Prime Minister Gordon Brown solemnly declared the importance of the intervention. "Extraordinary times call for bold and far-reaching solutions," he said. "This is not a time for conventional thinking or outdated dogma but for the fresh and innovative intervention that gets to the heart of the problem."

Initially, analysts and investors were unsure if the blanket response would be enough to smother the panic that has set in during recent days. Some British banks' stocks rebounded. But the overall London stock market, as measured by the FTSE 100 index, plunged another 5 percent, partly in response to large drops in Asian markets Wednesday.

"It is truly extraordinary and I'm not sure there is sufficient hyperbole to do what has happened justice," says Jeremy Batstone-Carr, head of research at Charles Stanley stockbrokers.

But will Britain's rescue plan give bankers enough confidence to start lending again? Mr. Batstone-Carr notes that the most significant market reaction Wednesday was the interbank lending rates, which remained stubbornly high, indicating that banks were still reluctant to lend to each other.

"If the authorities thought that by action it would improve money markets it hasn't worked," he added. "That's bad news."

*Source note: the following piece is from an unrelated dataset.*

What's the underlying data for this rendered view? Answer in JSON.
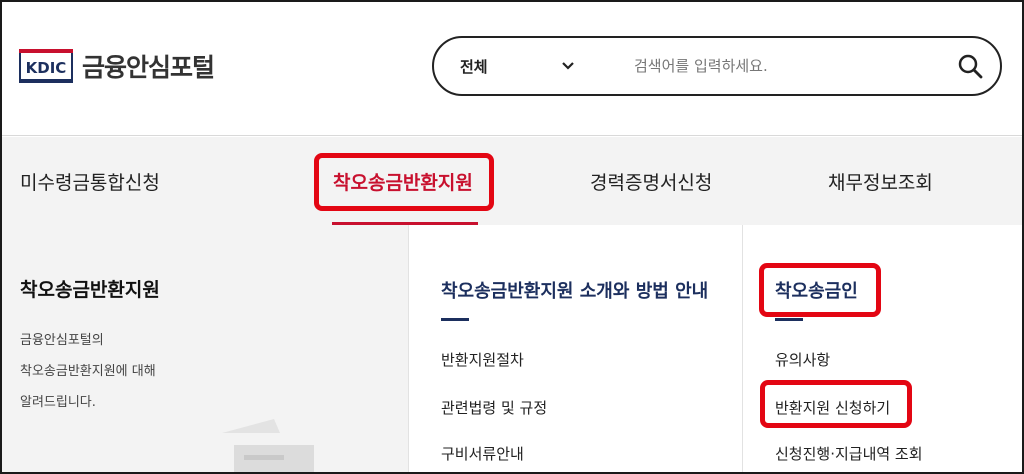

Jonathan Loynes, an economist at consultancy Capital Economics in London, says that the move was "bold and welcome," but added: "We have severe doubts that it will dramatically alter the outlook.

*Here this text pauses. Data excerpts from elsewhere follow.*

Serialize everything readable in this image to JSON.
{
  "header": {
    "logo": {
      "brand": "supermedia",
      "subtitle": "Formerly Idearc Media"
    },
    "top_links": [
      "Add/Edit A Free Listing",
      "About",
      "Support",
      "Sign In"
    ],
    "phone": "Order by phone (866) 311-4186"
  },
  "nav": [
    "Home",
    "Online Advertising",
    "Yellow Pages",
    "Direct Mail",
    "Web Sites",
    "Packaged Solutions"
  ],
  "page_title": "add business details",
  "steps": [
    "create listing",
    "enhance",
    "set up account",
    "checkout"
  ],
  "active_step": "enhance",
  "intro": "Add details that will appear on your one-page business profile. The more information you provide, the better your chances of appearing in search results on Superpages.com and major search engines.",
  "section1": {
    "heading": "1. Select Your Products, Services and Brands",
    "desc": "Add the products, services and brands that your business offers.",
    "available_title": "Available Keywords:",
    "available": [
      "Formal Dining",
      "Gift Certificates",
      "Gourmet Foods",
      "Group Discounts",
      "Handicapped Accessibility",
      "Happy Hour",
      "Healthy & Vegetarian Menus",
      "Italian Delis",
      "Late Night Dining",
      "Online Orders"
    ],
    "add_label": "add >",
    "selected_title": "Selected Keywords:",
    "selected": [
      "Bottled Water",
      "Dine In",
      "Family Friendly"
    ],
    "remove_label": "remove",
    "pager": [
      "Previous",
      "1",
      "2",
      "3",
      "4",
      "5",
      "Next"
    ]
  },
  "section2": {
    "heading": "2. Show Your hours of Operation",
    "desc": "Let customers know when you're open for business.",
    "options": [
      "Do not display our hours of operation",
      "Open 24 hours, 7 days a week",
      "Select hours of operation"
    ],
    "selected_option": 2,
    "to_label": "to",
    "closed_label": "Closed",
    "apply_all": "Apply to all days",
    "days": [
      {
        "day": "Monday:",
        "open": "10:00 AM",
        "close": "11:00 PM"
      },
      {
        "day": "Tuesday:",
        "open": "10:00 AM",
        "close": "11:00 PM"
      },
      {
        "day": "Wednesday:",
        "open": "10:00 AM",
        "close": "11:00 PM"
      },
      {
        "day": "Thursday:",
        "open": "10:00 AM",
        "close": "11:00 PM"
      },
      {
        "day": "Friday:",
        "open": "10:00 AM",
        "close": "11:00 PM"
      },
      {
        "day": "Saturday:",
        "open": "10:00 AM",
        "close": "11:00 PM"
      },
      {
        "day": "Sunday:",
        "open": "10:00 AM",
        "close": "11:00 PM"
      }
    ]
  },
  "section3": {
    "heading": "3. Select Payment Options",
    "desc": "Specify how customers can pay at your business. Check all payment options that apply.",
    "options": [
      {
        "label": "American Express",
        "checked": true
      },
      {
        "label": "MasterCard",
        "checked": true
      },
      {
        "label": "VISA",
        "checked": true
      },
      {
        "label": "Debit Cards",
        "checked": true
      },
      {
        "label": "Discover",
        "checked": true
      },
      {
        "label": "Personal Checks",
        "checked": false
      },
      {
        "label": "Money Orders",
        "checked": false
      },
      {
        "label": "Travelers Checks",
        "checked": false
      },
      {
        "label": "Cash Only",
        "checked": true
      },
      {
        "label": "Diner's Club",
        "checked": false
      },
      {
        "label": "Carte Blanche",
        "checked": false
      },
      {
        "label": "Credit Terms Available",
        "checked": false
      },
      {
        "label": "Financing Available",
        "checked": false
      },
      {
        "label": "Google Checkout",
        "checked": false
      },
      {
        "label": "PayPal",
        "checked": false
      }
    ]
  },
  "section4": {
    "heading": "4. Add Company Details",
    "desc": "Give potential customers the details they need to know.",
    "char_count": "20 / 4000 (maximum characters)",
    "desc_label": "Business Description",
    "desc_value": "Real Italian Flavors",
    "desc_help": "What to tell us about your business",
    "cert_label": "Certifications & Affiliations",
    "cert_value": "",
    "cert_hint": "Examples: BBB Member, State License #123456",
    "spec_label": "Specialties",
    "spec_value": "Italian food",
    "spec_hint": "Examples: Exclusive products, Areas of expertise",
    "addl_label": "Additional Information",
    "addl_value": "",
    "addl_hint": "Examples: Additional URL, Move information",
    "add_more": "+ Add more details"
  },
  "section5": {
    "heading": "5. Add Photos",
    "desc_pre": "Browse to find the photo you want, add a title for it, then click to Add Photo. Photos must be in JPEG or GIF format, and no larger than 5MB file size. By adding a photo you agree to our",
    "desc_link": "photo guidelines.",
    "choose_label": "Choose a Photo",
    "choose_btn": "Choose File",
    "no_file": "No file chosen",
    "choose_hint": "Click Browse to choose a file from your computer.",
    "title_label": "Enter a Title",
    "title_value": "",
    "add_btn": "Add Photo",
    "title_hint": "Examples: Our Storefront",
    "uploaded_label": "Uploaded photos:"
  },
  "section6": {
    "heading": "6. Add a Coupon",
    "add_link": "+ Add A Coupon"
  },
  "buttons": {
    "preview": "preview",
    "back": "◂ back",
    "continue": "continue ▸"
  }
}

"Even if the banks recapitalize, it doesn't mean they will want to lend to each other," he adds.

British politicians expressed some of the same doubts heard last week in Congressional debate over the US rescue plan. Some were concerned that bankers were being helped at the expense of taxpayers, and were deeply skeptical of any moves involving the taxpayer underwriting financial institutions widely perceived to have been reckless.

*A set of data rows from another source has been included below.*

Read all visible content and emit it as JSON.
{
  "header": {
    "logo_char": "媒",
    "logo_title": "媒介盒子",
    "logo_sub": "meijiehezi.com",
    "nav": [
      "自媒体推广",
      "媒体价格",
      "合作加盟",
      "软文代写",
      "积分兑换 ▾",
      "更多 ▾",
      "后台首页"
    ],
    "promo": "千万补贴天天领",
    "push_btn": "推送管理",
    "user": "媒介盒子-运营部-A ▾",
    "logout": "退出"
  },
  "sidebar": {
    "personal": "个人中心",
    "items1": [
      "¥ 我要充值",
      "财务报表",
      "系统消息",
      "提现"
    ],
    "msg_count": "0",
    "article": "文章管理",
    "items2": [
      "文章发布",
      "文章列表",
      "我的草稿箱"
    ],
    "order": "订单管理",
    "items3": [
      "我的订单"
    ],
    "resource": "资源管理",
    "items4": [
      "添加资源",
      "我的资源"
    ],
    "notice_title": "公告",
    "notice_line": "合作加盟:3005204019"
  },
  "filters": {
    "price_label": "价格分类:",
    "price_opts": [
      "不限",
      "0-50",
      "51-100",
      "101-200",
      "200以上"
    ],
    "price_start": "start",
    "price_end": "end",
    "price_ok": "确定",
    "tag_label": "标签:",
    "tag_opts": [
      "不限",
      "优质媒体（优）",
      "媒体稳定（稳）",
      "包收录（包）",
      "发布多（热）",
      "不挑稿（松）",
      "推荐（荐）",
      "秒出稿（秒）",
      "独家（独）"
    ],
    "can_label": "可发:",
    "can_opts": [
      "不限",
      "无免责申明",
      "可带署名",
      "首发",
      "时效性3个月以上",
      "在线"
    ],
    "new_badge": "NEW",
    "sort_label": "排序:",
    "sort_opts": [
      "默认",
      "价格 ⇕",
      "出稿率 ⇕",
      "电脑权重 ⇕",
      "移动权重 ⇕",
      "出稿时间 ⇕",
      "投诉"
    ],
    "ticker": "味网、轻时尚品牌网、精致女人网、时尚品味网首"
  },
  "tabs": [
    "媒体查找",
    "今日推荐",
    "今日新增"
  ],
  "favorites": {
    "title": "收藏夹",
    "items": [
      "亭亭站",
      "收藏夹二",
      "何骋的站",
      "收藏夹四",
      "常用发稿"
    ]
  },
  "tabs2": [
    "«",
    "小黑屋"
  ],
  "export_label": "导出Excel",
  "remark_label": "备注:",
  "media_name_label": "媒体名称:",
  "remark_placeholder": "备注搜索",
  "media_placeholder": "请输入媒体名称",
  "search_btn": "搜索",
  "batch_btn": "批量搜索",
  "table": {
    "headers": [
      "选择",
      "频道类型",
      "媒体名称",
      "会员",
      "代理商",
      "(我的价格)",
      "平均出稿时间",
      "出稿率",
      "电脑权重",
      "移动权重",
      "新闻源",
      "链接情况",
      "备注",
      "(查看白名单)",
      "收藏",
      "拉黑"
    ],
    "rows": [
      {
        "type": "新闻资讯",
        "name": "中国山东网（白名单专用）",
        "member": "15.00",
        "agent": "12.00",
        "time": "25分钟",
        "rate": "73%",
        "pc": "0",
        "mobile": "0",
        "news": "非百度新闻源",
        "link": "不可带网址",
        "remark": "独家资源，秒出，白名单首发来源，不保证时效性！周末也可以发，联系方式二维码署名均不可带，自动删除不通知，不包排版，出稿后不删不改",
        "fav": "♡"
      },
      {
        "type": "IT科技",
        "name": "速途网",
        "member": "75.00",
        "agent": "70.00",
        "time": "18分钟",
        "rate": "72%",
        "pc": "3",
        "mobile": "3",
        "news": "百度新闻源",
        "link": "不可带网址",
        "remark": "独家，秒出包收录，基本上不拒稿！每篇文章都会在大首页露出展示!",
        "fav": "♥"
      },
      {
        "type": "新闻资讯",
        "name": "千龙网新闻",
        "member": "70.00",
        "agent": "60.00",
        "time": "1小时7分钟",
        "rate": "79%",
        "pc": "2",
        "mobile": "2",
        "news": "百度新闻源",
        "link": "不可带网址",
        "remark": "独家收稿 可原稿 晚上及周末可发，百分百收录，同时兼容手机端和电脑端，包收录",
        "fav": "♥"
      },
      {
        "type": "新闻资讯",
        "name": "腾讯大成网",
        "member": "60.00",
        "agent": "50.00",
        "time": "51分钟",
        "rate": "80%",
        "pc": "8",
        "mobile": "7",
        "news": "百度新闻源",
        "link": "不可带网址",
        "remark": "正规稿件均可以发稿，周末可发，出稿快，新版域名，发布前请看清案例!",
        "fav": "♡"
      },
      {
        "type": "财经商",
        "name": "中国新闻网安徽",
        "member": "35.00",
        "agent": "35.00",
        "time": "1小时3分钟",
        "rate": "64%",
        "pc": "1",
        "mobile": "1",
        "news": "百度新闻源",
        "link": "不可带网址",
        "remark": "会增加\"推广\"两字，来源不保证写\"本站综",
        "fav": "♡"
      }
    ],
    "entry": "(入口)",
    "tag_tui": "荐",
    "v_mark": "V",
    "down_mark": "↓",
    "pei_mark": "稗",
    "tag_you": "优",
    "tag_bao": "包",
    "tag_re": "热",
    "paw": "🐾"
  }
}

Labour Party MP John McDonnell said that the part-nationalization effectively meant that the government was "nationalizing the banks' losses and privatizing the profits so that taxpayers will now pay for this crisis caused by the greed of the bankers."

But Batstone-Carr says the taxpayer might not necessarily get a bad deal. The government should get dividends from its ownership stakes (unless the banks in question go bust) and eventually be able to divest itself of the stakes, presumably at a profit.

"I'm not entirely sure what part-nationalization is – it's a bit like being partly pregnant," he says. "The shareholders have clearly been subordinated and the Treasury is in the driving seat. It will be deciding how the banks go about their business."

He says that the British example could be replicated elsewhere in Europe, where the authorities have been chastised for adopting a go-it-alone, uncoordinated response to the crisis instead of banding together and presenting a united front to the fear and panic stalking the markets.

There were indications from Rome that Italy might enact a similar scheme. "It could certainly work in other countries – part of what the government is doing is to create a blueprint for European counterparts to follow," he says.

Mr. Loynes agreed, saying that there was a growing sense that the US 'TARP' didn't go far enough in helping out banks. "There is a growing sense that something further needs to be done in the form of direct recapitalization," he says. "This is now the example for other countries to follow."

On Tuesday, Spain announced it was setting up a €30 billion (US$41 billion) fund to help the financial sector. Prime Minister Jose Luis Rodriguez Zapatero called it a short-term loan aimed at improving liquidity into the system. But he said that, unlike the US rescue plan, Spain would not be buying up bad debt.

In Russia Tuesday, the government also announced it would provide five-year loans to banks totaling 950 billion rubles ($36.3 billion). Most of the money is expected to help the country's two largest state-backed lenders, Sberbank and VTB.